Por Agência Brasil
Brasil – No segundo trimestre, a taxa de desemprego alcançou 5,4%, marcando o menor índice desde o início da série histórica da Pesquisa Nacional por Amostra de Domicílios (Pnad) Contínua em 2012.
Esse número representa uma diminuição em comparação ao primeiro trimestre deste ano, que registrou 6,1%, e também é inferior ao mesmo período de 2025, quando a taxa era de 5,8%.
As informações foram divulgadas nesta quinta-feira (30) pelo Instituto Brasileiro de Geografia e Estatística (IBGE).
Durante o segundo trimestre, o Brasil registrou 103,1 milhões de trabalhadores ocupados, um aumento de aproximadamente 1,081 milhão em relação ao primeiro trimestre. Este é o maior número já documentado em qualquer fase da Pnad.
A quantidade de pessoas desocupadas ficou em 5,9 milhões, refletindo uma redução de 10% (718 mil indivíduos) em comparação com o primeiro trimestre.
No comparativo entre os dois primeiros trimestres do ano, as áreas que mais contribuíram para a geração de empregos foram:
- Transporte, armazenagem e correio: +3,9% (235 mil pessoas a mais)
- Administração pública, defesa e seguridade social, educação, saúde humana e serviços sociais: +2,6% (489 mil pessoas a mais)
A Pnad indica que entre abril e junho havia 39,4 milhões de trabalhadores com carteira assinada no país – um recorde histórico para a pesquisa do IBGE – além de 13,6 milhões sem registro formal.
A taxa de informalidade – que mede a proporção de trabalhadores sem registro na população ocupada – foi registrada em 37,4% no segundo trimestre.
No que diz respeito ao rendimento médio dos trabalhadores brasileiros, este se estabeleceu em R$ 3.738, o maior valor já registrado para um segundo trimestre. Contudo, esse valor é inferior ao rendimento do primeiro trimestre de 2026, que foi de R$ 3.765.
Apesar do recorde na taxa de desemprego durante esse período histórico, o analista da pesquisa William Kratochwill observou que os salários permanecem relativamente estáveis.
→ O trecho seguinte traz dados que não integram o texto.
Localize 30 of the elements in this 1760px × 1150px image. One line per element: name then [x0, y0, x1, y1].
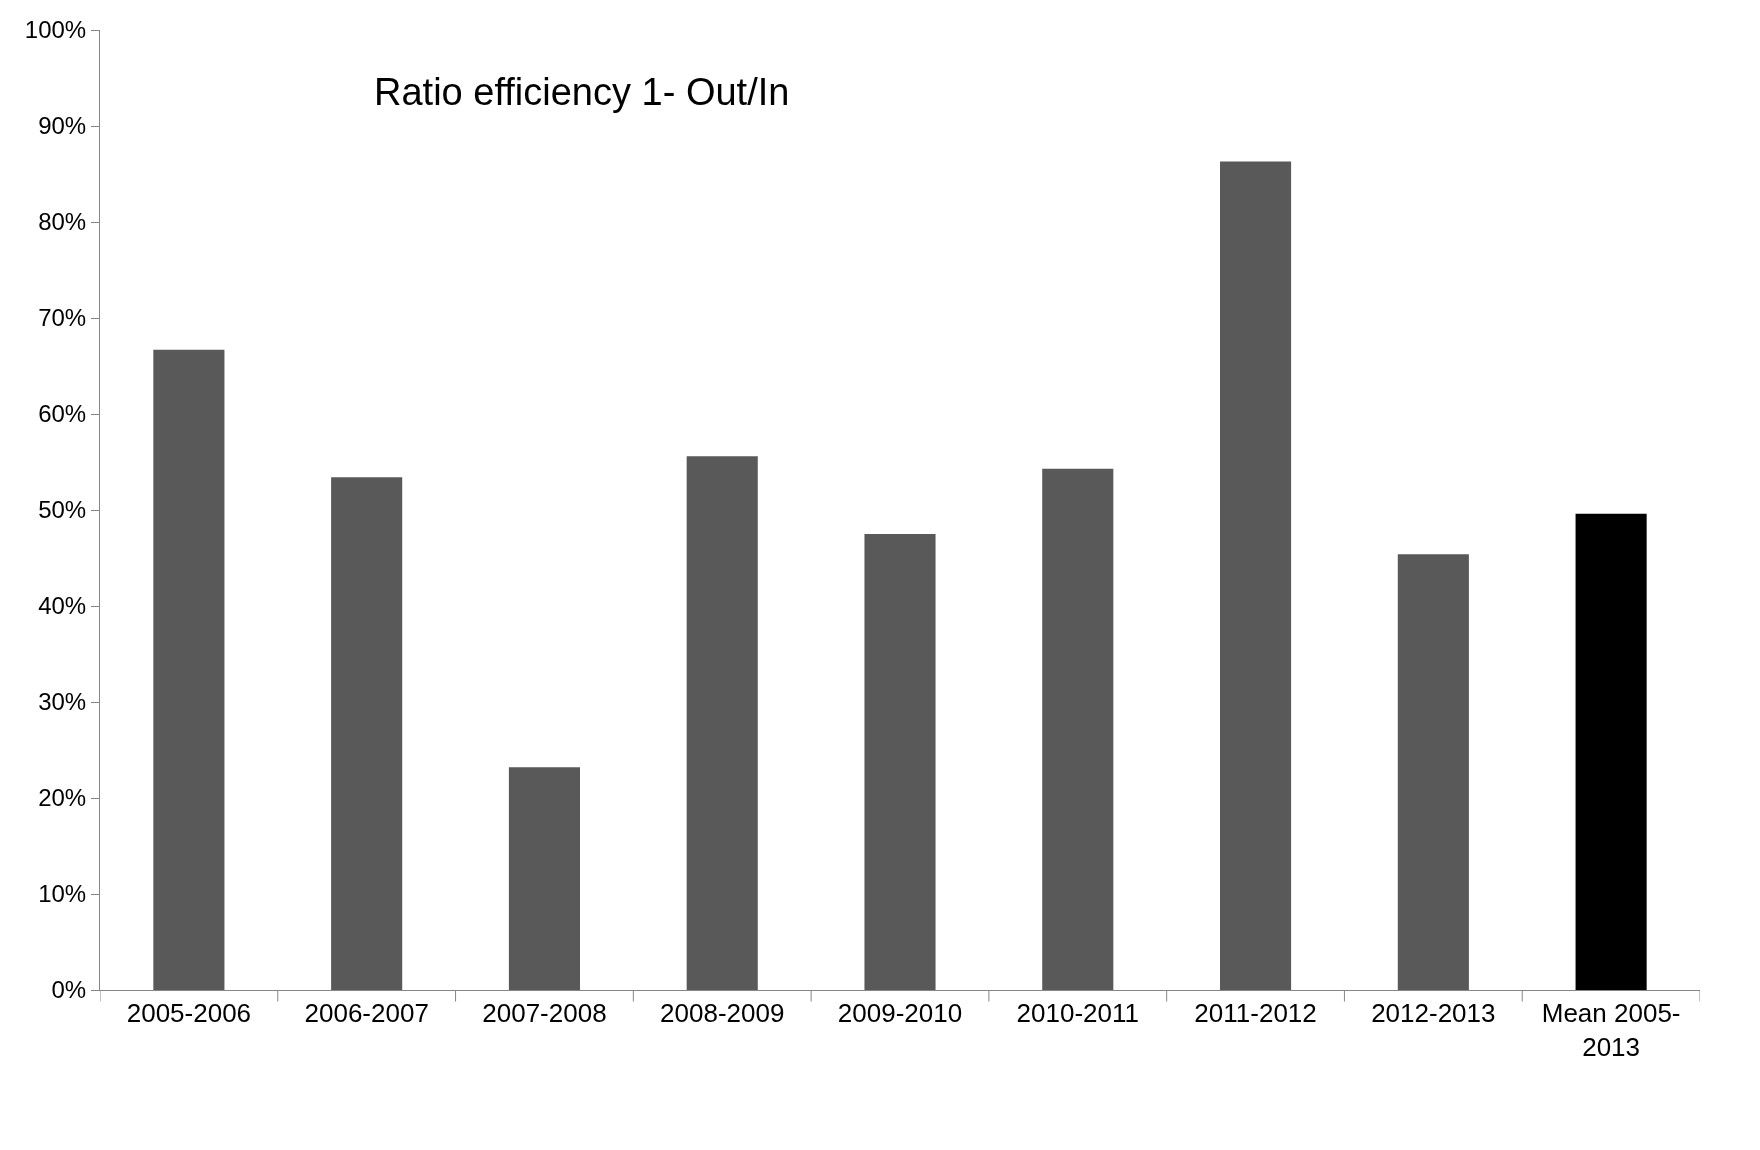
bar: [508, 767, 580, 990]
x-tick-label: 2010-2011: [1016, 998, 1139, 1029]
x-tick-label: Mean 2005-2013: [1541, 998, 1681, 1062]
x-tick-label: 2011-2012: [1194, 998, 1317, 1029]
x-tick-label: 2012-2013: [1371, 998, 1496, 1029]
x-tick-label: 2008-2009: [660, 998, 785, 1029]
y-tick-label: 90%: [38, 112, 87, 140]
bar: [1220, 161, 1292, 990]
y-tick-label: 60%: [38, 400, 87, 428]
text: Ratio efficiency 1- Out/In: [374, 71, 790, 113]
y-tick-label: 10%: [38, 880, 87, 908]
bar: [331, 477, 403, 990]
x-tick-label: 2006-2007: [304, 998, 429, 1029]
bar: [864, 534, 936, 990]
bar: [1397, 554, 1469, 990]
y-tick-label: 50%: [38, 496, 87, 524]
bar: [1042, 468, 1114, 990]
bar: [1575, 513, 1647, 990]
bar: [153, 349, 225, 990]
x-tick-label: 2005-2006: [126, 998, 252, 1029]
y-tick-label: 100%: [24, 16, 87, 44]
y-tick-label: 20%: [38, 784, 87, 812]
y-tick-label: 80%: [38, 208, 87, 236]
y-tick-label: 70%: [38, 304, 87, 332]
y-tick-label: 0%: [51, 976, 87, 1004]
y-tick-label: 30%: [38, 688, 87, 716]
bar: [686, 456, 758, 990]
x-tick-label: 2007-2008: [482, 998, 607, 1029]
y-tick-label: 40%: [38, 592, 87, 620]
x-tick-label: 2009-2010: [837, 998, 963, 1029]
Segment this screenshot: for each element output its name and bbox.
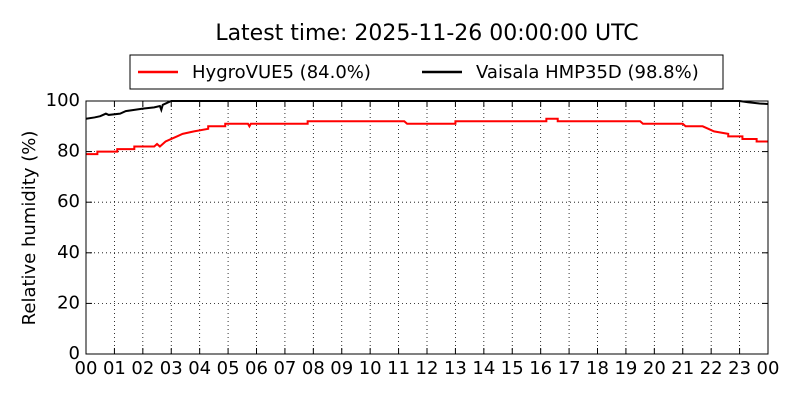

Isso ocorre porque as novas contratações frequentemente oferecem remunerações similares ou inferiores à média anterior.
Mercado aquecido mesmo com juros elevados
Os dados que sinalizam um mercado de trabalho dinâmico coincidem com a fase atual em que o Brasil enfrenta uma alta na taxa básica de juros – a Selic – estabelecida pelo Banco Central (BC), atualmente fixada em 14,25%.
Esse aumento na Selic visa combater a inflação ao desestimular tanto o consumo quanto os investimentos, o que reduz a demanda por bens e serviços.
William Kratochwill ressalta que o próprio mercado laboral se retroalimenta positivamente, atenuando os efeitos da taxa elevada sobre o emprego. “Com mais pessoas ocupadas, há um crescimento no consumo e nas encomendas; isso pode estar contribuindo para manter as contratações”, avalia ele.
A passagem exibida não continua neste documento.